No poet ever took more pains than Euripides in polishing and perfecting his tragedies. He composed very slow, and laboured his periods with the greatest care and difficulty; anticipating the valuable instructions long afterwards given by Horace to poets. A wretched author, whose heart was as malicious as his poetry was miserable, once sarcastically observed that he had written a hundred verses in three days, while Euripides had written only three. “True,” replied Euripides, “but there is this difference between your poetry and mine; yours will expire in three days, but mine will live for ages.”
The disputes between Sophocles and our poet, the jealousy and envy of his great fame and endowments, and, as some say, the resentment of the female part of Athens, subjected him to a degree of ridicule and rancorous invective, which induced him to leave Athens; when he went into Macedonia, and lived at the court of king Archelaus, who considered it an honour to patronise such a great poet, bestowing upon him the most conspicuous marks of his friendship and munificence, and even carrying his esteem and admiration so far, as to make him his prime minister. This dignified office Euripides held when he lost his life, in a manner the most cruel and horrible that can be conceived.
In one of his solitary walks, in a wood to which he had been accustomed to repair every evening, for the purpose of uninterrupted contemplation, a pack of dogs belonging to the king set upon him and tore him to pieces in the seventy-eighth year of his age. So extraordinary and deplorable a death naturally gave rise to a multitude of conjectures, and, of course, not very charitable ones. By some, the creatures of Archelaus’s court who hated him as a successful rival, and envied him the high favours bestowed upon him by the king, were suspected of having purposely procured the dogs to be let loose upon, in order to destroy him: a conjecture not at all probable. By others again it has been suggested that he was torn to pieces by women in revenge for his black pictures of the sex: a still more improbable conjecture, and probably borrowed from the fate of Orpheus; but which still serves to show how little kindness he was thought to deserve from the women; while others more rationally concluded that his encountering the dogs and their attacking him, was purely an accidental circumstance; and that having in the abstraction and absence of mind, attendant upon very profound meditation, encroached upon some part of the palace grounds, which the dogs were appointed to guard, he found his mistake too late to escape from their fury.

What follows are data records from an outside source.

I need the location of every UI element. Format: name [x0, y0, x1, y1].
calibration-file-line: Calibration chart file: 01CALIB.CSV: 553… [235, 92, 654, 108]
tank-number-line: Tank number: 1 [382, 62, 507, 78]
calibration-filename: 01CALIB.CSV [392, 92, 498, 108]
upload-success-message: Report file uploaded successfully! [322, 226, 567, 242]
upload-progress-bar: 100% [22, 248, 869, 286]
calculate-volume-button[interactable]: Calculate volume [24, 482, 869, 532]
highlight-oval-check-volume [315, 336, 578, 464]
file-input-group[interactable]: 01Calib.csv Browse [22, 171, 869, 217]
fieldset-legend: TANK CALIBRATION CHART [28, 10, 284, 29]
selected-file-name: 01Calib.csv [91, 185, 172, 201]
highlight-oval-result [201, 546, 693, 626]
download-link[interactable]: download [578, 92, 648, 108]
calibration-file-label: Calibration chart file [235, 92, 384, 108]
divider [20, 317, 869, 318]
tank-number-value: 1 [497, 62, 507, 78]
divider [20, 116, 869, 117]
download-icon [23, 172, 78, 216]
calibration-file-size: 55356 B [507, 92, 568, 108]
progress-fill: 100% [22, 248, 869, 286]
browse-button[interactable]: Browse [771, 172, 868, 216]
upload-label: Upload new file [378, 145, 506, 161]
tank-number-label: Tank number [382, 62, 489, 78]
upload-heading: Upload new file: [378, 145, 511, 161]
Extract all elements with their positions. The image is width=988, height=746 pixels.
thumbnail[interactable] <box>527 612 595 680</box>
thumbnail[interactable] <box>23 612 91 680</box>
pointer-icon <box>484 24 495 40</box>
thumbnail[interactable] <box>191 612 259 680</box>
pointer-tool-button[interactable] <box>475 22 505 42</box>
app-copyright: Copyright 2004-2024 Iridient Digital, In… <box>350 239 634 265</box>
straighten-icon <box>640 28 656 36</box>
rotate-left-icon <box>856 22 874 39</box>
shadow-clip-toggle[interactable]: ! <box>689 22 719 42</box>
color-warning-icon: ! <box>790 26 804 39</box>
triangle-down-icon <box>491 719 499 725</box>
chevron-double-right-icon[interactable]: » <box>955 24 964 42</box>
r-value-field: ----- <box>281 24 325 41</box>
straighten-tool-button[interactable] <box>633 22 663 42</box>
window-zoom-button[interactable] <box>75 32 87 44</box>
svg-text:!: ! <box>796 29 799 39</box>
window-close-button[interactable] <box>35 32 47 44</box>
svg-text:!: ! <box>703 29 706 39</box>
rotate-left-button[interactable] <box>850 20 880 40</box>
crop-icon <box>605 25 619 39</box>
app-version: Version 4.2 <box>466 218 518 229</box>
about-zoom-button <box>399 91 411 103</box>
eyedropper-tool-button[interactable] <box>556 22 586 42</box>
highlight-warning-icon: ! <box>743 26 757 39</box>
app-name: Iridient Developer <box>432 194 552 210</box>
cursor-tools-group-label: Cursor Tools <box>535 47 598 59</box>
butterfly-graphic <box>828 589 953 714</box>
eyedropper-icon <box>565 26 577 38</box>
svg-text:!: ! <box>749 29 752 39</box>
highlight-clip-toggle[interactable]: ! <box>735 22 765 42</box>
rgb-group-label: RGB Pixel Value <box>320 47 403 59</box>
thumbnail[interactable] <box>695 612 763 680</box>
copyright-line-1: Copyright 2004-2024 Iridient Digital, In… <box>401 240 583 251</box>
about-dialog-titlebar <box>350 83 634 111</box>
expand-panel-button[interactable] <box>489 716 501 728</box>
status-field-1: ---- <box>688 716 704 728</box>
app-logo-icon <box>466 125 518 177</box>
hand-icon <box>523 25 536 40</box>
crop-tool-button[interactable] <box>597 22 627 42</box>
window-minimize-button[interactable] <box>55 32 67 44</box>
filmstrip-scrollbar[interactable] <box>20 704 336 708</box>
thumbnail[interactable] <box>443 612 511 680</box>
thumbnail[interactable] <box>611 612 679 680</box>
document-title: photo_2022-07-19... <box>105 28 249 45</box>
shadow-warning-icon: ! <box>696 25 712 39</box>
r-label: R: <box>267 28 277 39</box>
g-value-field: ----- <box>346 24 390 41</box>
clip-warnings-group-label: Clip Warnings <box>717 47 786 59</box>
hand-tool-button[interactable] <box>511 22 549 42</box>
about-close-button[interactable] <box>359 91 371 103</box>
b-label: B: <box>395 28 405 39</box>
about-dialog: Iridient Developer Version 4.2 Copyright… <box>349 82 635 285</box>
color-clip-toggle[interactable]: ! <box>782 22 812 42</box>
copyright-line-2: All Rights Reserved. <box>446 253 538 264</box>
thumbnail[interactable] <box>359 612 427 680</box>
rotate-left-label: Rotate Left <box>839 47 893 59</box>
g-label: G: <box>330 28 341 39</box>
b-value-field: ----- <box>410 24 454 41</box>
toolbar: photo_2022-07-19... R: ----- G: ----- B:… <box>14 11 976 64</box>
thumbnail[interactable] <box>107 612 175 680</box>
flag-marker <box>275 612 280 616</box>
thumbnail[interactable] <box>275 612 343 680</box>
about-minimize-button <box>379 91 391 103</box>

Sophocles outlived Euripides about a year, leaving behind him no one capable of improving, or even of tolerably supporting the tragic stage of Greece. The hopes of the Grecian drama was buried in the grave along with him. Of those who succeeded him we know nothing; nor should we know that any did succeed, if the history of Aristophanes did not inform us, that there were such, who served only as butts for his malevolent wit.